BAGUIO CITY—Mining has reached the slopes of Mt. Pulag, Luzon’s highest peak and one of the country’s richest biodiversity areas, and the government has started moving to save the mountain from small-scale miners, the Benguet police said on Sunday.
Police in Kabayan town have alerted the office of the provincial prosecutor about the existence of 100 pocket mine portals that remain active in Poblacion and Gusaran, whose territories extend to parts of Mt. Pulag, said Senior Supt. Rodolfo Azurin Jr., Benguet police director.
Fay Apil, acting Cordillera director of the Mines and Geosciences Bureau (MGB), said the agency had confirmed the mining operations and had issued cease and desist orders in Kabayan in early 2013.
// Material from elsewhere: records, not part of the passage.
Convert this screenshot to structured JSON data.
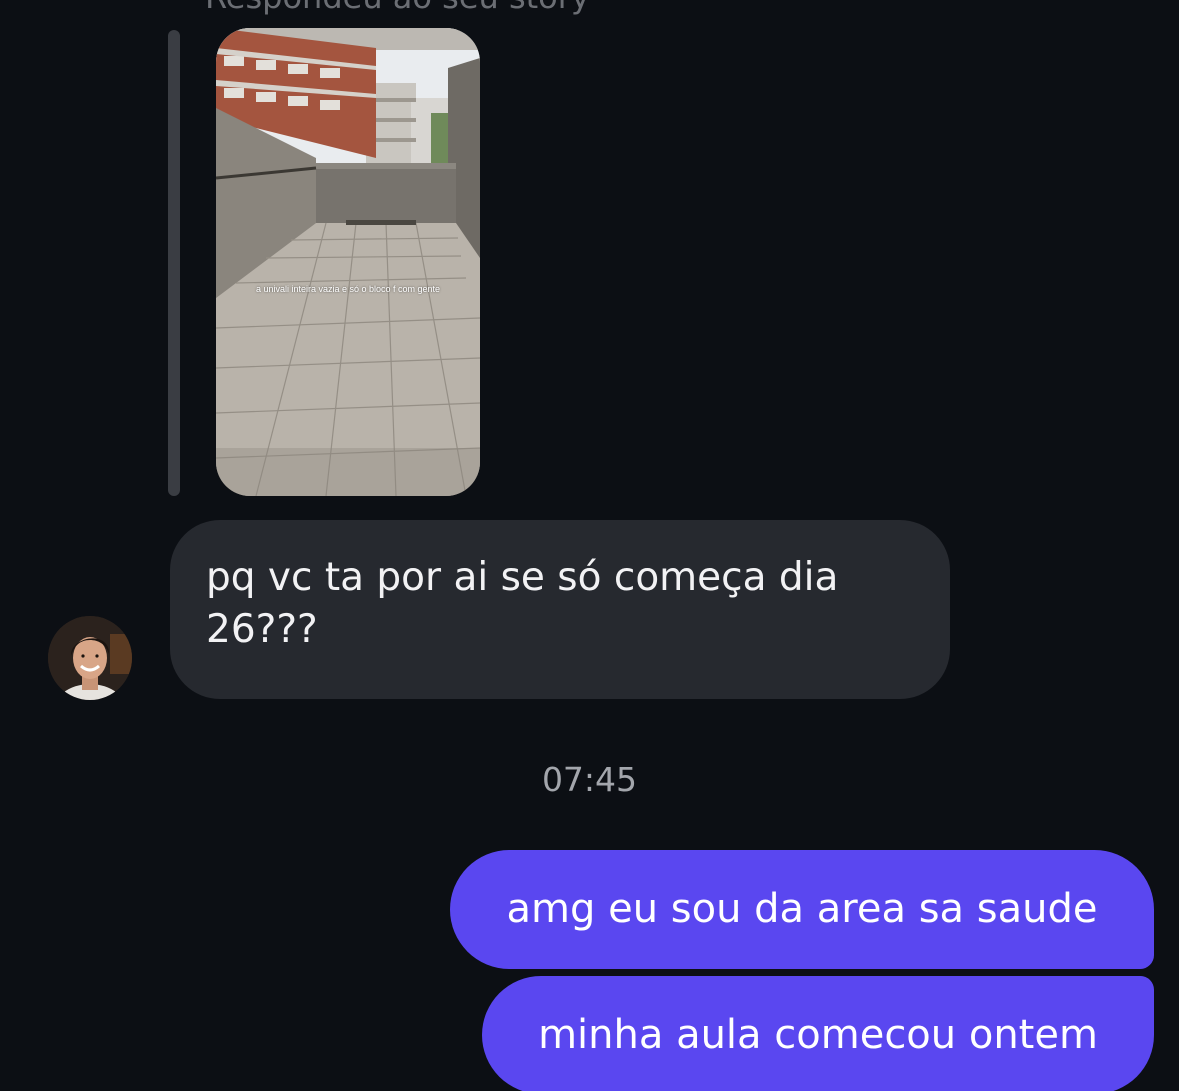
{
  "thread": {
    "reply_label": "Respondeu ao seu story",
    "story": {
      "caption": "a univali inteira vazia e só o bloco f com gente"
    },
    "incoming_message": {
      "text": "pq vc ta por ai se só começa dia 26???"
    },
    "timestamp": "07:45",
    "outgoing_messages": [
      {
        "text": "amg eu sou da area sa saude"
      },
      {
        "text": "minha aula comecou ontem"
      }
    ]
  },
  "colors": {
    "background": "#0c0f14",
    "incoming_bubble": "#26292f",
    "outgoing_bubble": "#5a47f0",
    "timestamp_text": "#a3a6ac",
    "quote_bar": "#3a3d43"
  },
  "icons": [
    "avatar"
  ]
}
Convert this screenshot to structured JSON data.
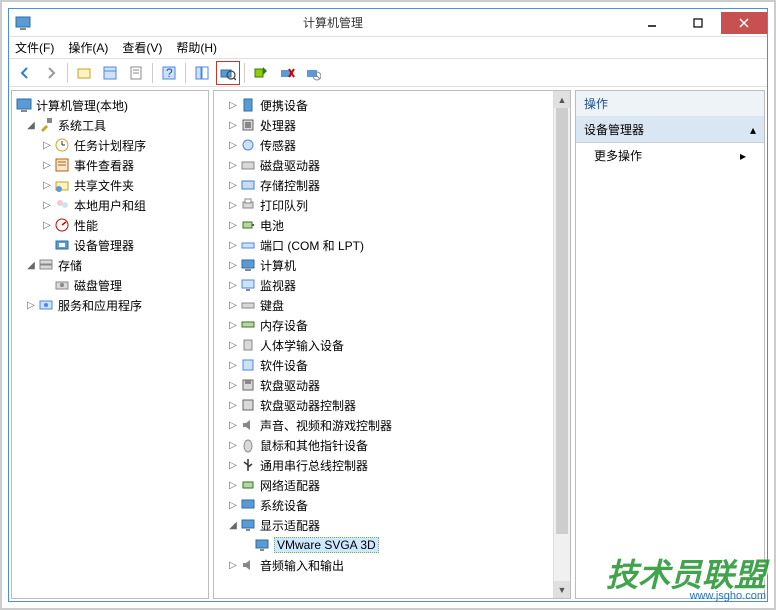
{
  "window": {
    "title": "计算机管理"
  },
  "menubar": {
    "file": "文件(F)",
    "action": "操作(A)",
    "view": "查看(V)",
    "help": "帮助(H)"
  },
  "left_tree": {
    "root": "计算机管理(本地)",
    "sys_tools": "系统工具",
    "task_sched": "任务计划程序",
    "event_viewer": "事件查看器",
    "shared": "共享文件夹",
    "local_users": "本地用户和组",
    "perf": "性能",
    "dev_mgr": "设备管理器",
    "storage": "存储",
    "disk_mgmt": "磁盘管理",
    "services": "服务和应用程序"
  },
  "devices": {
    "root_icon": "computer",
    "portable": "便携设备",
    "cpu": "处理器",
    "sensor": "传感器",
    "disk": "磁盘驱动器",
    "storage_ctrl": "存储控制器",
    "print_queue": "打印队列",
    "battery": "电池",
    "ports": "端口 (COM 和 LPT)",
    "computer": "计算机",
    "monitor": "监视器",
    "keyboard": "键盘",
    "memory": "内存设备",
    "hid": "人体学输入设备",
    "soft_dev": "软件设备",
    "floppy": "软盘驱动器",
    "floppy_ctrl": "软盘驱动器控制器",
    "sound": "声音、视频和游戏控制器",
    "mouse": "鼠标和其他指针设备",
    "usb": "通用串行总线控制器",
    "net": "网络适配器",
    "sys_dev": "系统设备",
    "display": "显示适配器",
    "display_child": "VMware SVGA 3D",
    "audio": "音频输入和输出"
  },
  "actions": {
    "header": "操作",
    "section": "设备管理器",
    "more": "更多操作"
  },
  "watermark": {
    "line1": "技术员联盟",
    "line2": "www.jsgho.com"
  }
}
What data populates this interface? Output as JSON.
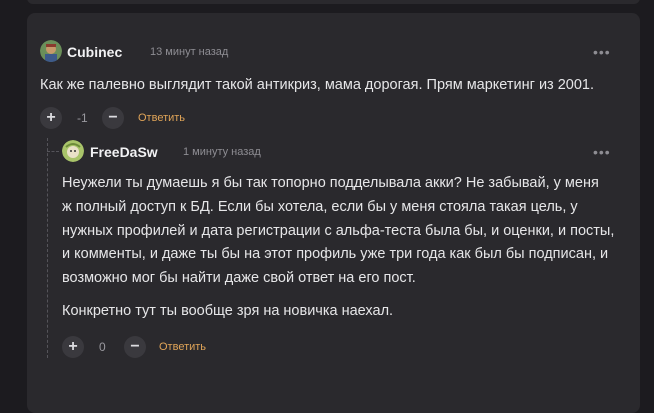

Azurin said police had also started interviewing residents to establish the ownership and legality of the operations of these mine tunnels.
“We are in the process of verifying [if the miners were granted] permits and we have been identifying suspects [who defied a 2013 cease order] in coordination with the MGB,” Azurin said.
Apil said the MGB was hoping for support from the local government, given the vulnerability of the Kabayan environment.
Benguet police have been monitoring activities at Mt. Pulag, home to rare plants and animals, after discovering last year that farmers had cleared patches of pine forests to expand vegetable gardens in areas they claim to be part of the Kabayan ancestral domain.
The government declared 11,500 hectares of the mountain as a national park in 1987 under the supervision of the Protected Area Management Board. The area straddles towns in Benguet, Ifugao and Nueva Vizcaya provinces.
According to the Benguet provincial website, the Kabayan council earlier issued Resolution No. 34-06 urging then President Gloria Macapagal-Arroyo “to recognize and return the management of Mt. Pulag National Park to the municipal government of Kabayan and its people,” partly to honor the town’s assertion that it is the ancestral domain of the Ibaloi, Kankanaey and Kalanguya of the area.
The town believes its people have been considered squatters in their ancestral lands for too long, the website said.
But the Kabayan ancestral domain has territorial issues with neighboring towns, like Bokod, which have yet to be resolved, Benguet Rep. Ronald Cosalan said.
Provincial officials met last December to discuss legal and legislative strategies in order to arm Mt. Pulag’s protected areas against intrusions.
Clarence Baguilat, Cordillera regional director of the Department of Environment and Natural Resources, said the agency also met with the National Commission on Indigenous Peoples, which issues ancestral land titles, and the Land Registration Authority to propose a harmonization of laws affecting Mt. Pulag’s conservation programs.